These relics of the Victorian kitchen garden are still popular today, and are useful areas to get a head start on growing crops by a month or so. In those days, when they had no electricity, it meant you could have a continual succession of edibles, growing salads through winter and sowing seeds early. These days the benefits are much the same – you can start up courgettes, melons and other warmth-lovers earlier, or grow beans, peas and salads before you normally would. If you’re finding you use a lot of electricity on your plot, this is a great way to lessen the cost a little. A hot bed provides bottom heat, using manure instead of electricity so plants grow quicker.
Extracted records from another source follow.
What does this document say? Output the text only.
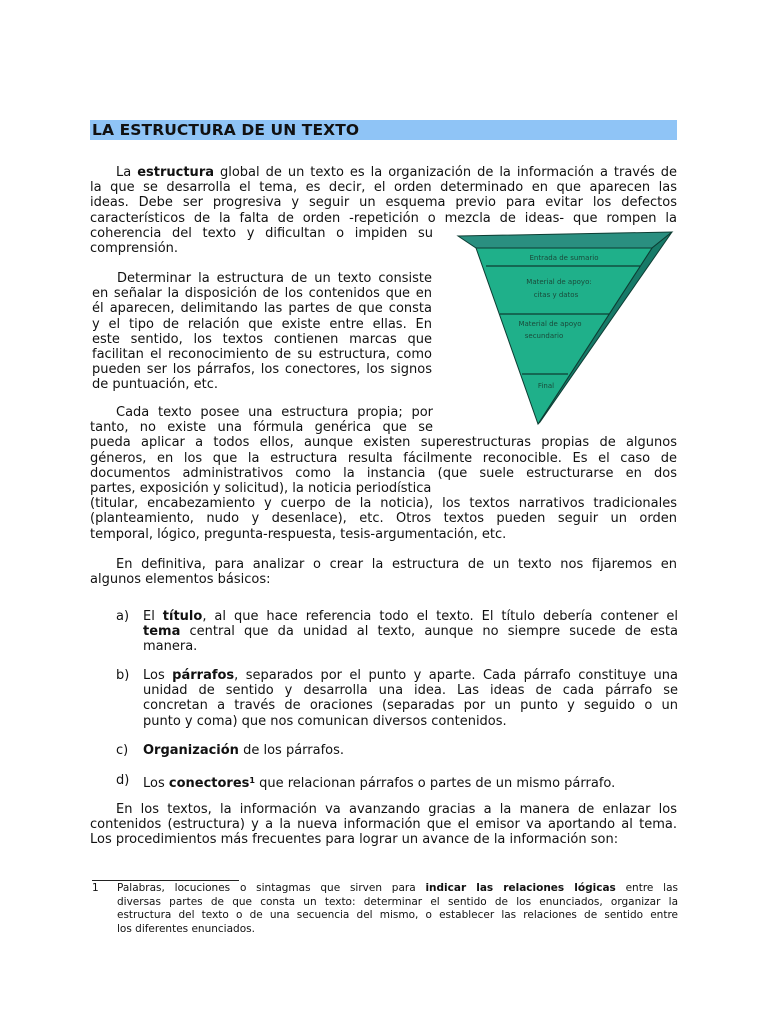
LA ESTRUCTURA DE UN TEXTO
La estructura global de un texto es la organización de la información a través de
la que se desarrolla el tema, es decir, el orden determinado en que aparecen las
ideas. Debe ser progresiva y seguir un esquema previo para evitar los defectos
característicos de la falta de orden -repetición o mezcla de ideas- que rompen la
coherencia del texto y dificultan o impiden su
comprensión.
Determinar la estructura de un texto consiste
en señalar la disposición de los contenidos que en
él aparecen, delimitando las partes de que consta
y el tipo de relación que existe entre ellas. En
este sentido, los textos contienen marcas que
facilitan el reconocimiento de su estructura, como
pueden ser los párrafos, los conectores, los signos
de puntuación, etc.
Cada texto posee una estructura propia; por
tanto, no existe una fórmula genérica que se
pueda aplicar a todos ellos, aunque existen superestructuras propias de algunos
géneros, en los que la estructura resulta fácilmente reconocible. Es el caso de
documentos administrativos como la instancia (que suele estructurarse en dos
partes, exposición y solicitud), la noticia periodística
(titular, encabezamiento y cuerpo de la noticia), los textos narrativos tradicionales
(planteamiento, nudo y desenlace), etc. Otros textos pueden seguir un orden
temporal, lógico, pregunta-respuesta, tesis-argumentación, etc.
En definitiva, para analizar o crear la estructura de un texto nos fijaremos en
algunos elementos básicos:
a) El título, al que hace referencia todo el texto. El título debería contener el
tema central que da unidad al texto, aunque no siempre sucede de esta
manera.
b) Los párrafos, separados por el punto y aparte. Cada párrafo constituye una
unidad de sentido y desarrolla una idea. Las ideas de cada párrafo se
concretan a través de oraciones (separadas por un punto y seguido o un
punto y coma) que nos comunican diversos contenidos.
c) Organización de los párrafos.
d) Los conectores$^1$ que relacionan párrafos o partes de un mismo párrafo.
En los textos, la información va avanzando gracias a la manera de enlazar los
contenidos (estructura) y a la nueva información que el emisor va aportando al tema.
Los procedimientos más frecuentes para lograr un avance de la información son:
1 Palabras, locuciones o sintagmas que sirven para indicar las relaciones lógicas entre las
diversas partes de que consta un texto: determinar el sentido de los enunciados, organizar la
estructura del texto o de una secuencia del mismo, o establecer las relaciones de sentido entre
los diferentes enunciados.
Entrada de sumario
Material de apoyo:
citas y datos
Material de apoyo
secundario
Final
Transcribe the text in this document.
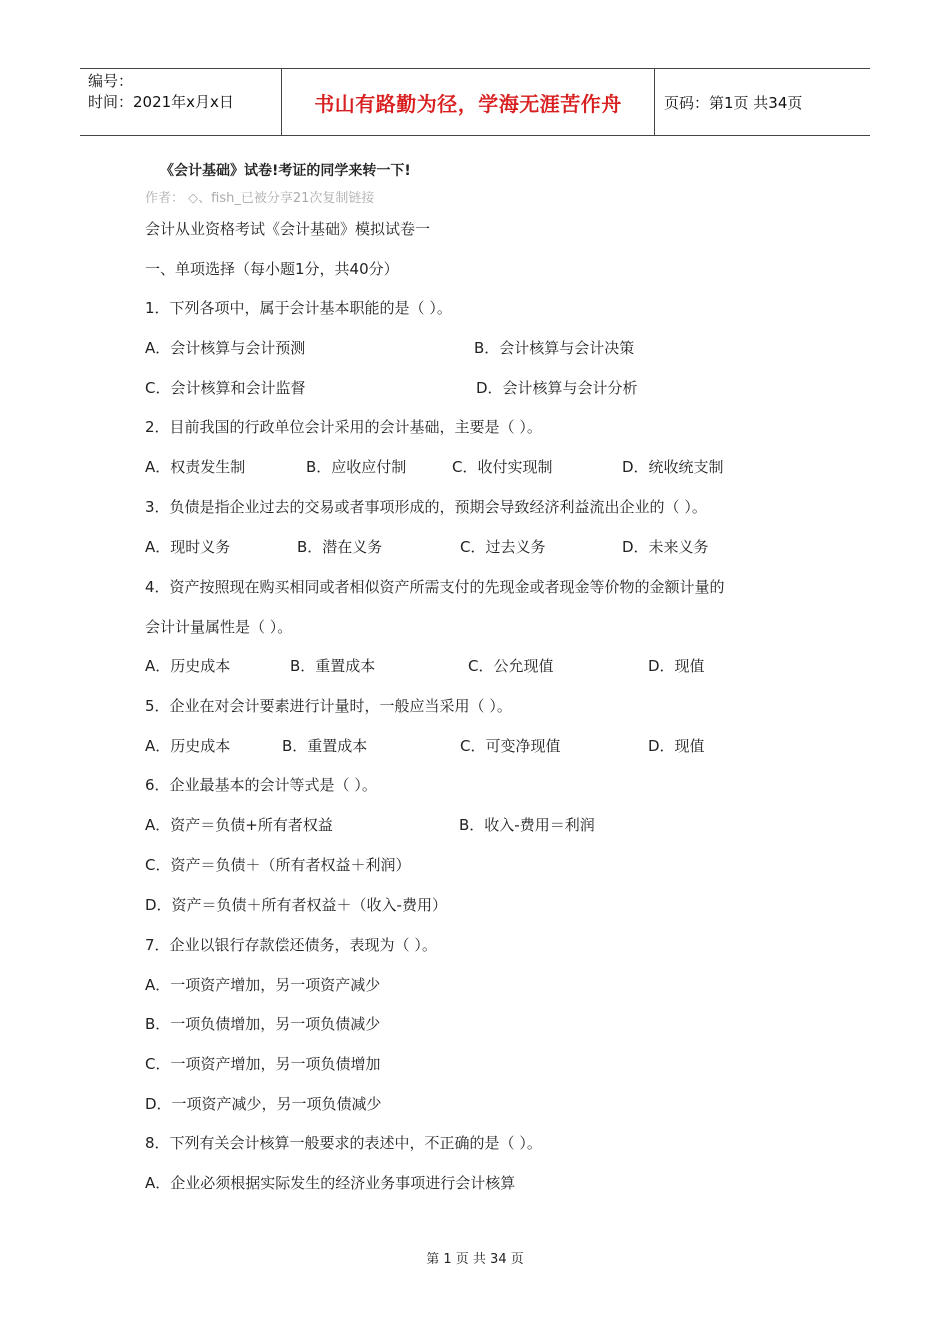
编号：
时间：2021年x月x日	书山有路勤为径，学海无涯苦作舟	页码：第1页 共34页
《会计基础》试卷!考证的同学来转一下!
作者： ◇、fish_已被分享21次复制链接
会计从业资格考试《会计基础》模拟试卷一
一、单项选择（每小题1分，共40分）
1．下列各项中，属于会计基本职能的是（ ）。
A．会计核算与会计预测	B．会计核算与会计决策
C．会计核算和会计监督	D．会计核算与会计分析
2．目前我国的行政单位会计采用的会计基础，主要是（ ）。
A．权责发生制	B．应收应付制	C．收付实现制	D．统收统支制
3．负债是指企业过去的交易或者事项形成的，预期会导致经济利益流出企业的（ ）。
A．现时义务	B．潜在义务	C．过去义务	D．未来义务
4．资产按照现在购买相同或者相似资产所需支付的先现金或者现金等价物的金额计量的
会计计量属性是（ ）。
A．历史成本	B．重置成本	C．公允现值	D．现值
5．企业在对会计要素进行计量时，一般应当采用（ ）。
A．历史成本	B．重置成本	C．可变净现值	D．现值
6．企业最基本的会计等式是（ ）。
A．资产＝负债+所有者权益	B．收入-费用＝利润
C．资产＝负债＋（所有者权益＋利润）
D．资产＝负债＋所有者权益＋（收入-费用）
7．企业以银行存款偿还债务，表现为（ ）。
A．一项资产增加，另一项资产减少
B．一项负债增加，另一项负债减少
C．一项资产增加，另一项负债增加
D．一项资产减少，另一项负债减少
8．下列有关会计核算一般要求的表述中，不正确的是（ ）。
A．企业必须根据实际发生的经济业务事项进行会计核算
第 1 页 共 34 页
Make your own raised bed section or designate an empty raised bed as your new hotbed. It needs to be quite deep at over a metre, and at least 4ft x 4ft wide. Fill the bottom 75cm or so with a straw and manure mix. Trample this down well to compact it. Fill up the rest of the bed to a depth of about 25cm with half and half topsoil and compost. Leaves or water added to it will break up the heat if your mix gets too hot – it should be no more than around 24C, so do take your hotbed’s temperature with a thermometer regularly. Here’s our step-by-step on how to get it going after you’ve built it.
If your hotbed’s outside, provide a cloche or cold frame roof cover for it as insulation. It can be uncovered in a greenhouse.
Leave your hotbed for a week to warm up once you’ve built it. Check the soil is tamped and temperatures aren’t rising too much.
Seed can be sown directly into the top compost layer, or sown in trays sat on top of the soil. Experiment with different crops.
Hotbeds last two months, so reuse the contents on the garden in spring. Transplant crops and replace hotbed with fresh materials next year.